To be clear, this is not guaranteed to happen, at least not on the ETHPOW fork. Replay attacks are only possible if the two blockchains share the same chain ID, and Guo has confirmed that won’t be the case with his fork version. This might not be the same for other forks, so the best way to protect yourself is to stay away from any POW forks.
However, the Ethereum foundation directs that, as a user, you do not need to do anything to protect your funds. Despite the switch, Ethereum’s historical records will remain unaltered. Whatever you owned before the merge will remain accessible post-merge. Do not fall for scams offering to “migrate” your assets to the POS mainnet. There’s no such thing.
If in any case duplicated NFTs exist on NFT marketplaces post-merge, the extent of confusion in the ecosystem will be crazy. With no way of knowing the “official” or “legitimate” copy of any NFT, many users will end up being scammed of their money and NFTs. Even so, more sophisticated traders will attempt flipping the POW versions of their NFTs for bloated profits. But this will be short-lived. Very few members of the broader Ethereum community believe that other POW forks will gain any traction.
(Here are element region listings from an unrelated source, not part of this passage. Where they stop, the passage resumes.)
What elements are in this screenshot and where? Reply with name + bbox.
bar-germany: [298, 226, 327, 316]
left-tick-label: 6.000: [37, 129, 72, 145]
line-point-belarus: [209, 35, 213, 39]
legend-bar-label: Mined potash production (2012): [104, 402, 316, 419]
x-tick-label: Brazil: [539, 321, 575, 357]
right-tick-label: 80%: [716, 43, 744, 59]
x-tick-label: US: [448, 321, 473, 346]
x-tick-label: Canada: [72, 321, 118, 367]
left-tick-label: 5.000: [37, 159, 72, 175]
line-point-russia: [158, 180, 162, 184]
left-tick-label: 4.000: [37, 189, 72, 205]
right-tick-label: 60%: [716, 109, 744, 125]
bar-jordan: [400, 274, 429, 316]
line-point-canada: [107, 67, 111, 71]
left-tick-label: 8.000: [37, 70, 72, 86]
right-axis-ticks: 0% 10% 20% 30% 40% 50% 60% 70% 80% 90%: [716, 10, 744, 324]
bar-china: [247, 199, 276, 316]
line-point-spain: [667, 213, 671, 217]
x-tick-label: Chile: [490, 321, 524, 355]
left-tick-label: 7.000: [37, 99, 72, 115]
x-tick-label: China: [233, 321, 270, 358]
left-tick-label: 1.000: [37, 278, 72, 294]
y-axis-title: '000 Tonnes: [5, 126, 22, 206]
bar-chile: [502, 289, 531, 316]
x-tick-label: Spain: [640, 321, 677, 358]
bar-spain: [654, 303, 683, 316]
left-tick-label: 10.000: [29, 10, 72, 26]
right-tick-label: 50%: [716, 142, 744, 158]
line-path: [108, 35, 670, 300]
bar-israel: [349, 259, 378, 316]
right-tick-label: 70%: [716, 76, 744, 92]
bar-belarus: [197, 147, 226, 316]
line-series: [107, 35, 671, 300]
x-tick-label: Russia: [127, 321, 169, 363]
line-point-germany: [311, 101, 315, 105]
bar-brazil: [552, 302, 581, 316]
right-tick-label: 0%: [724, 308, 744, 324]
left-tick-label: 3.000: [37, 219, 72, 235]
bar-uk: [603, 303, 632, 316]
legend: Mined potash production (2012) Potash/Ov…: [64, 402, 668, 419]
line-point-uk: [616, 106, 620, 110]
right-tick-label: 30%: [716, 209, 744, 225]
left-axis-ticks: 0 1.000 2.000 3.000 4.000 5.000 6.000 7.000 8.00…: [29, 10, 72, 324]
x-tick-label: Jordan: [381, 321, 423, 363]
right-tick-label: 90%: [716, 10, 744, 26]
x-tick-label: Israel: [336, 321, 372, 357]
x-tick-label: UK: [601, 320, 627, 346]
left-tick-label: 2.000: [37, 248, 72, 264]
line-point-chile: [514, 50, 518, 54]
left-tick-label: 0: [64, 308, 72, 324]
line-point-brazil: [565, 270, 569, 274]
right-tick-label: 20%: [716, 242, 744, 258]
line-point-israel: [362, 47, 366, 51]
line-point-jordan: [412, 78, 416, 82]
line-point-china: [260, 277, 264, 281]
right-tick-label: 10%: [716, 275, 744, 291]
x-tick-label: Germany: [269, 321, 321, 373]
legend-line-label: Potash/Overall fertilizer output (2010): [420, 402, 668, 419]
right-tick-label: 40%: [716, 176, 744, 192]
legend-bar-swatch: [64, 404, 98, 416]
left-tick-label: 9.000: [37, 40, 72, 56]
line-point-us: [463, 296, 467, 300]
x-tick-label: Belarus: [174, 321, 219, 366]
ETHPOW critic, and Ethereum classic developer Igor Artamonov, took to explaining in a tweet. “it’s like losing 90% of momentum just on launch… no one would take it [ETHPOW] seriously if it’s not a continuous/ non-stop chain.” Well, some project owners and platforms are not taking it seriously for sure.
Yuga Labs, creator of the Bored Ape Yacht Club, and now the owner of the CryptoPunks IP, confirmed two weeks ago that it will only recognize users with their NFTs on the merged proof of stake chain. Similarly, only those owners can commercialize their NFTs for derivative artworks and projects. Proof, the company behind Moonbirds NFT, also expressed a similar opinion in a statement released by the company.
It’s not just projects alone. Leading NFT marketplace, OpenSea, confirms that it will only support the proof-of-stake chain. The firm said that this is an effort to avoid confusion and protect investors from scammers looking to dupe unsuspecting victims. Nevertheless, Ethereum core developers believe that NFTs will function normally after the merge. Whatever craziness that comes with duplicate NFTs on the forked chains will only be shortlived, as such, there’s no obvious cause for alarm.
There’s no guarantee that everything goes as planned. After all, it’s software we are dealing with. However, the Ethereum developer community expresses confidence that the Merge will be seamless, and I won’t try to openly doubt the pros now, will I? Either way, the best play for NFT folks is to stay informed, avoid risky bets during the upgrade time, and let’s see what happens. I’ll leave you to your time now Anon. Cheers!